Sometimes you have to love Facebook. Yesterday I posted a note regarding the spreading of innuendo and rumor about people. I quoted Marcus Aurelius and Socrates’s three filters.
Marcus Aurelius is quoted as having said, “If it is not right, do not do it; if it is not true, do not say it.”
Good advice, but how often is it not followed when it involves personal information about someone? So often gossip is not true, but even if it is true, it should not be said if it is not good. Socrates used a triple filter test.
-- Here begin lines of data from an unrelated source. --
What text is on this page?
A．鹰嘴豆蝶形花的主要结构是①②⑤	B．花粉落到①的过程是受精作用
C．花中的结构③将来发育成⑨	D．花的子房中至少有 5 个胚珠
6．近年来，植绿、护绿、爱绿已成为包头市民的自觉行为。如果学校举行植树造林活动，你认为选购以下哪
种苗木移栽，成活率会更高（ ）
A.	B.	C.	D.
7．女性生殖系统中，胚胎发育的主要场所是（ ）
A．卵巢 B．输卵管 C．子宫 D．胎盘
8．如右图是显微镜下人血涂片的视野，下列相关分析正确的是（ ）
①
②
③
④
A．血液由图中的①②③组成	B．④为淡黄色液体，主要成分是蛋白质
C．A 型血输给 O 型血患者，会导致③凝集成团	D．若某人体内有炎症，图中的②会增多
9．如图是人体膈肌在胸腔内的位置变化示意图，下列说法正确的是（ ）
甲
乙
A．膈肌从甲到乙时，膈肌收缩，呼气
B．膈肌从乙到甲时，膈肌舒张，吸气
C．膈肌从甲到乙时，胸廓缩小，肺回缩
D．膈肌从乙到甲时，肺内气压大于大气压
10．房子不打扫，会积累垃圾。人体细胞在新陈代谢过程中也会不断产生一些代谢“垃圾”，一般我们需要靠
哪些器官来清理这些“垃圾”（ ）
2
When a friend came to Socrates with a juicy bit of gossip, Socrates replied, “Before you tell me this bit of gossip, will it pass my triple filter test? First of all, what you are about to tell me, is it true?” The man replied that he was not sure; he had heard it but could not verify its truthfulness. Socrates continued by saying, “You want to tell me some gossip but you are not positive that it is true.” “Well,” said Socrates, “Is what you are about to tell me good?” “No,” the man replied, “it certainly is not good.” “So,” Socrates continued, “you want to tell me something that may not be true and it certainly is not good. Let us give this bit of gossip the final of the three filter tests: Is what you are about to tell me going to be useful to me?” Again the man had to confess that no, it would not be useful to Socrates. So, in his wisdom, Socrates then said, “Well, if you are not sure it is true, you know it is not good, and you tell me that it will not be useful to me, why then tell it to me?”
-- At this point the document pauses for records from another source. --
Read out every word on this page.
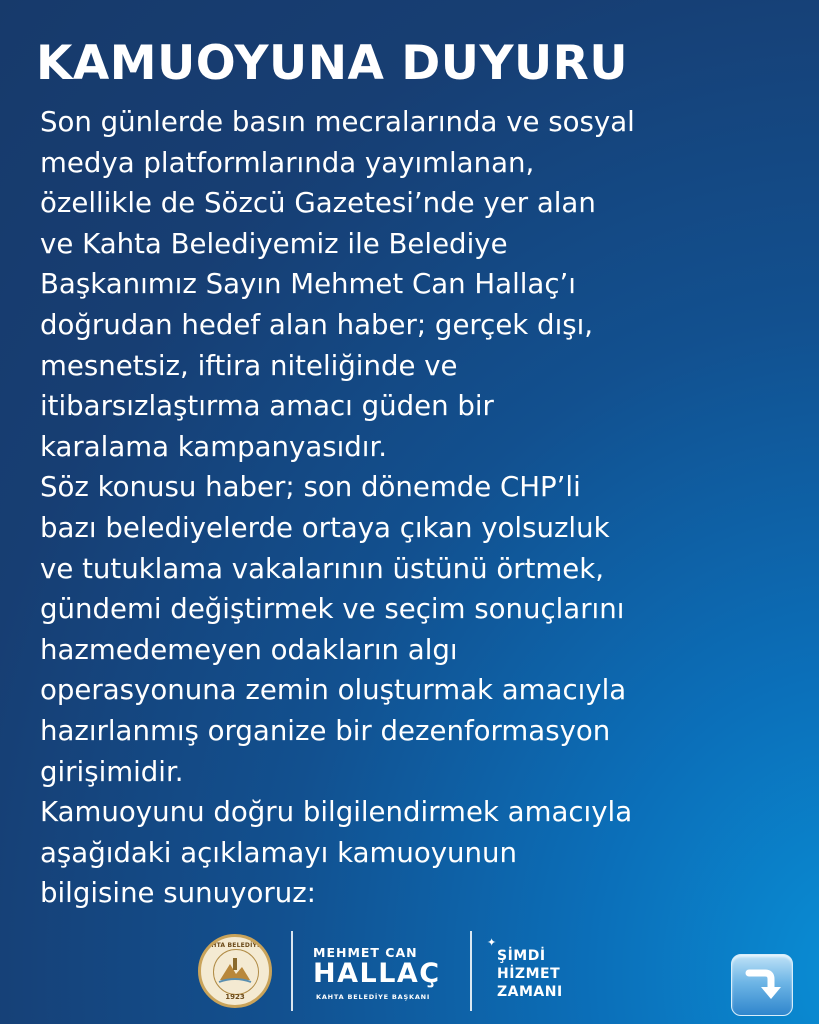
KAMUOYUNA DUYURU
Son günlerde basın mecralarında ve sosyal
medya platformlarında yayımlanan,
özellikle de Sözcü Gazetesi’nde yer alan
ve Kahta Belediyemiz ile Belediye
Başkanımız Sayın Mehmet Can Hallaç’ı
doğrudan hedef alan haber; gerçek dışı,
mesnetsiz, iftira niteliğinde ve
itibarsızlaştırma amacı güden bir
karalama kampanyasıdır.
Söz konusu haber; son dönemde CHP’li
bazı belediyelerde ortaya çıkan yolsuzluk
ve tutuklama vakalarının üstünü örtmek,
gündemi değiştirmek ve seçim sonuçlarını
hazmedemeyen odakların algı
operasyonuna zemin oluşturmak amacıyla
hazırlanmış organize bir dezenformasyon
girişimidir.
Kamuoyunu doğru bilgilendirmek amacıyla
aşağıdaki açıklamayı kamuoyunun
bilgisine sunuyoruz:
KAHTA BELEDİYESİ
1923
MEHMET CAN
HALLAÇ
KAHTA BELEDİYE BAŞKANI
✦
ŞİMDİ
HİZMET
ZAMANI
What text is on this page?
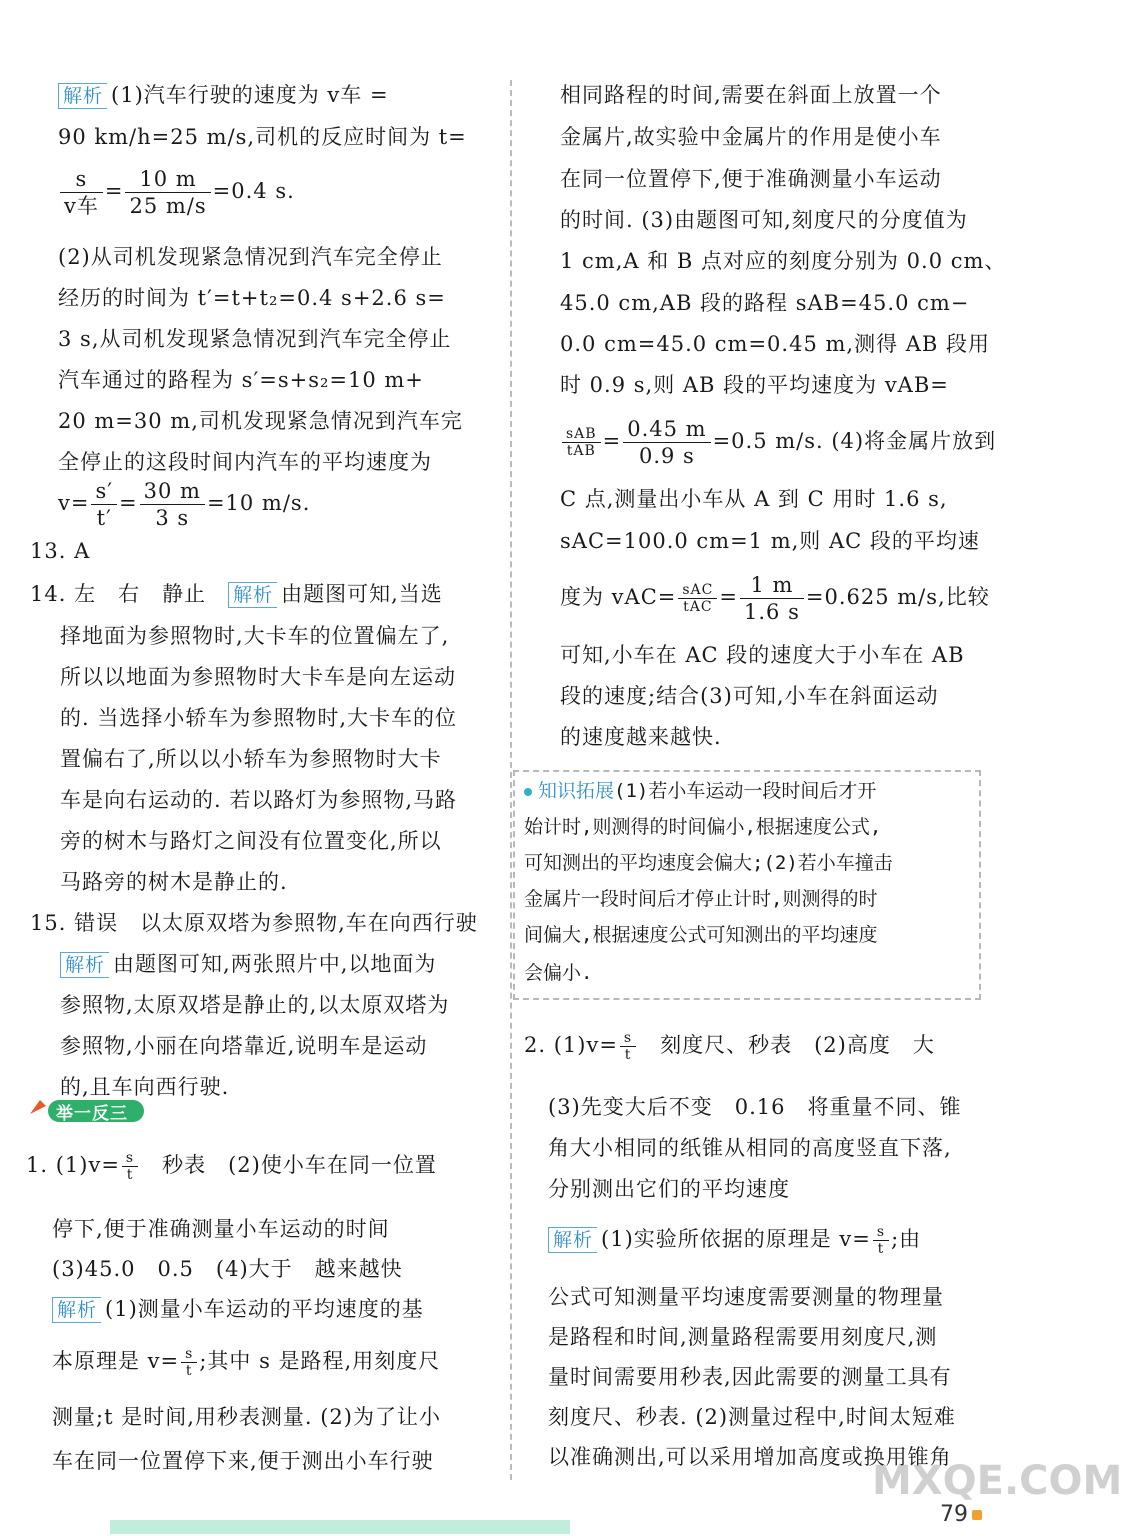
解析 (1)汽车行驶的速度为 v车 =
90 km/h=25 m/s,司机的反应时间为 t=
$\frac{s}{\text{v车}} = \frac{10 m}{25 m/s} =0.4$ s.
(2)从司机发现紧急情况到汽车完全停止
经历的时间为 t′=t+t₂=0.4 s+2.6 s=
3 s,从司机发现紧急情况到汽车完全停止
汽车通过的路程为 s′=s+s₂=10 m+
20 m=30 m,司机发现紧急情况到汽车完
全停止的这段时间内汽车的平均速度为
$v= \frac{s'}{t'} = \frac{30 m}{3 s} =10$ m/s.
13. A
14. 左　右　静止　 解析 由题图可知,当选
择地面为参照物时,大卡车的位置偏左了,
所以以地面为参照物时大卡车是向左运动
的. 当选择小轿车为参照物时,大卡车的位
置偏右了,所以以小轿车为参照物时大卡
车是向右运动的. 若以路灯为参照物,马路
旁的树木与路灯之间没有位置变化,所以
马路旁的树木是静止的.
15. 错误　以太原双塔为参照物,车在向西行驶
解析 由题图可知,两张照片中,以地面为
参照物,太原双塔是静止的,以太原双塔为
参照物,小丽在向塔靠近,说明车是运动
的,且车向西行驶.
举一反三
1. $(1)v= \frac{s}{t}$ 　秒表　(2)使小车在同一位置
停下,便于准确测量小车运动的时间
(3)45.0　0.5　(4)大于　越来越快
解析 (1)测量小车运动的平均速度的基
本原理是 $v= \frac{s}{t}$ ;其中 s 是路程,用刻度尺
测量;t 是时间,用秒表测量. (2)为了让小
车在同一位置停下来,便于测出小车行驶
相同路程的时间,需要在斜面上放置一个
金属片,故实验中金属片的作用是使小车
在同一位置停下,便于准确测量小车运动
的时间. (3)由题图可知,刻度尺的分度值为
1 cm,A 和 B 点对应的刻度分别为 0.0 cm、
45.0 cm,AB 段的路程 sAB=45.0 cm−
0.0 cm=45.0 cm=0.45 m,测得 AB 段用
时 0.9 s,则 AB 段的平均速度为 vAB=
$\frac{\text{sAB}}{\text{tAB}} = \frac{0.45 m}{0.9 s} =0.5$ m/s. (4)将金属片放到
C 点,测量出小车从 A 到 C 用时 1.6 s,
sAC=100.0 cm=1 m,则 AC 段的平均速
度为 $vAC= \frac{\text{sAC}}{\text{tAC}} = \frac{1 m}{1.6 s} =0.625$ m/s,比较
可知,小车在 AC 段的速度大于小车在 AB
段的速度;结合(3)可知,小车在斜面运动
的速度越来越快.
知识拓展(1)若小车运动一段时间后才开
始计时,则测得的时间偏小,根据速度公式,
可知测出的平均速度会偏大;(2)若小车撞击
金属片一段时间后才停止计时,则测得的时
间偏大,根据速度公式可知测出的平均速度
会偏小.
2. $(1)v= \frac{s}{t}$ 　刻度尺、秒表　(2)高度　大
(3)先变大后不变　0.16　将重量不同、锥
角大小相同的纸锥从相同的高度竖直下落,
分别测出它们的平均速度
解析 (1)实验所依据的原理是 $v= \frac{s}{t}$ ;由
公式可知测量平均速度需要测量的物理量
是路程和时间,测量路程需要用刻度尺,测
量时间需要用秒表,因此需要的测量工具有
刻度尺、秒表. (2)测量过程中,时间太短难
以准确测出,可以采用增加高度或换用锥角
MXQE.COM
79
If only each of us would use this triple filter test when someone comes to us with a juicy bit of gossip, it certainly would stop gossip right in its tracks.
Out of the blue I received a comment from a student I taught and mentored almost 30 years ago… John Dawson, from Woodlands HS in NY. When I asked him how he was doing this was his reply:
“I’m well, truly blessed. I have a “my cup runneth over” type of good fortune. I work about 100x harder than I did in HS, and perhaps too much, but I love it.
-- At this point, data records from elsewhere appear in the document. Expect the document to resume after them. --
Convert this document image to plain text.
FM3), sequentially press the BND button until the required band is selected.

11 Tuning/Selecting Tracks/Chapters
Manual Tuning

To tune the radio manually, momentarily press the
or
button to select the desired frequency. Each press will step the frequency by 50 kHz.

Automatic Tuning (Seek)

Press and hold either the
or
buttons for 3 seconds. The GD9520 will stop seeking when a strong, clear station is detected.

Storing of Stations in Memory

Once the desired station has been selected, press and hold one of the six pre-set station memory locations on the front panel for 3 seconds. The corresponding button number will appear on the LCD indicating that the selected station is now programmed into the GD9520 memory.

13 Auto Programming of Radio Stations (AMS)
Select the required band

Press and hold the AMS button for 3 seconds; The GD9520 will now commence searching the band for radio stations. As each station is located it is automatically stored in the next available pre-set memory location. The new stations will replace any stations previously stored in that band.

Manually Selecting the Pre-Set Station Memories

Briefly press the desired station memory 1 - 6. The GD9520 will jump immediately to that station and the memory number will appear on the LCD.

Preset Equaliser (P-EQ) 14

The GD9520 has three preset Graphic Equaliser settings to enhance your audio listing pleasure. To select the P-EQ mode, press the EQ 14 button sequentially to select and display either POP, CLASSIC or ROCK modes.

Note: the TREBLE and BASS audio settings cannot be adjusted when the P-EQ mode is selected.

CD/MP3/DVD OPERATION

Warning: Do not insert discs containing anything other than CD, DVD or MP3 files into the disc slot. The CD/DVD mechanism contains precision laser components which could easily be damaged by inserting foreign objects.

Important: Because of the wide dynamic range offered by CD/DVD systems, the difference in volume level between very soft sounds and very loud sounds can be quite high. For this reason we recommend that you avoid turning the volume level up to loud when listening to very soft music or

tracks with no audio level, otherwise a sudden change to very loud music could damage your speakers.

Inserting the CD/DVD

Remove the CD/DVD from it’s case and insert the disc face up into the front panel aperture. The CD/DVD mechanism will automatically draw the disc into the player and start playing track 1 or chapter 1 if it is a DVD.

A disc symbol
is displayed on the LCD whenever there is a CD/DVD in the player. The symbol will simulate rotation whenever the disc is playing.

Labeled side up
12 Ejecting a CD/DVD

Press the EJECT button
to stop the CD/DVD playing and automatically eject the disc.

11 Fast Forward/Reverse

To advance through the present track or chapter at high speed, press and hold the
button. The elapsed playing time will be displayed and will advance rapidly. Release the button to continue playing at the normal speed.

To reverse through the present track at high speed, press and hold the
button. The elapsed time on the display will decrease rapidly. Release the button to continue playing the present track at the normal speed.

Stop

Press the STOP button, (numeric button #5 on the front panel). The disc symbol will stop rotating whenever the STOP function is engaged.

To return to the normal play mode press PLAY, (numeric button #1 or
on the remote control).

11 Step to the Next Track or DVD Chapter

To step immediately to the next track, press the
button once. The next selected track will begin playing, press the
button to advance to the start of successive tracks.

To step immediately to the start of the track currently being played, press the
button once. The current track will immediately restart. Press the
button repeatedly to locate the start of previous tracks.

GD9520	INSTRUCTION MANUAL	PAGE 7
From time to time I look at your review of my Wise Project and smile at how you flagged the need to ensure avoidance of the “Angry Young Man” syndrome
— which I conquered by junior year of college. After which time it was all Dean’s List and an evolved perspective.
You may not recall but I stapled the Selective Service letter to my Wise Journal and told them over the phone that I would not send in this vestigial remnant of the Vietnam War as I took issue with our nation’s foreign and domestic policies …
Fast forward to early 1999, when I was having my “perfunctory” character and fitness interview for admission to the NY State Bar. First question I get from this wise geezer is “Why in 1989 did you say you would not support this country’s Constitution?”
As much as I wanted to clarify my original statement and sentiment (“3/5ths of a man, anyone? Oliver North drugs for guns, anyone?), I told the truth and said my statements at that time were of a 17-year old boy, and that my views had evolved and I would now uphold the Constitution unflinchingly.”
Then I asked him how that all worked out and here is his reply.
“I was at Hogan & Hartson for 7 years, my oral advocacy mentor was current Chief Justice, John Roberts, who was head of our Supreme Court & Appellate Litigation practice …. One of my colleagues in the NYC office was current Attorney General, Loretta Lynch, who was super nice and super
I eventually left to focus my practice on intellectual property, representing wineries and other alc. beverage producers. I head up the IP group at a 20-lawyer firm in Northern California, in the Russian River Valley. What can I say, I love wine! So while the best of my peers went into public service, I hang out and taste test wines all day in wine country … A very selfish existence. ;)”
A very good decision I think… Easier to avoid angry old man syndrome.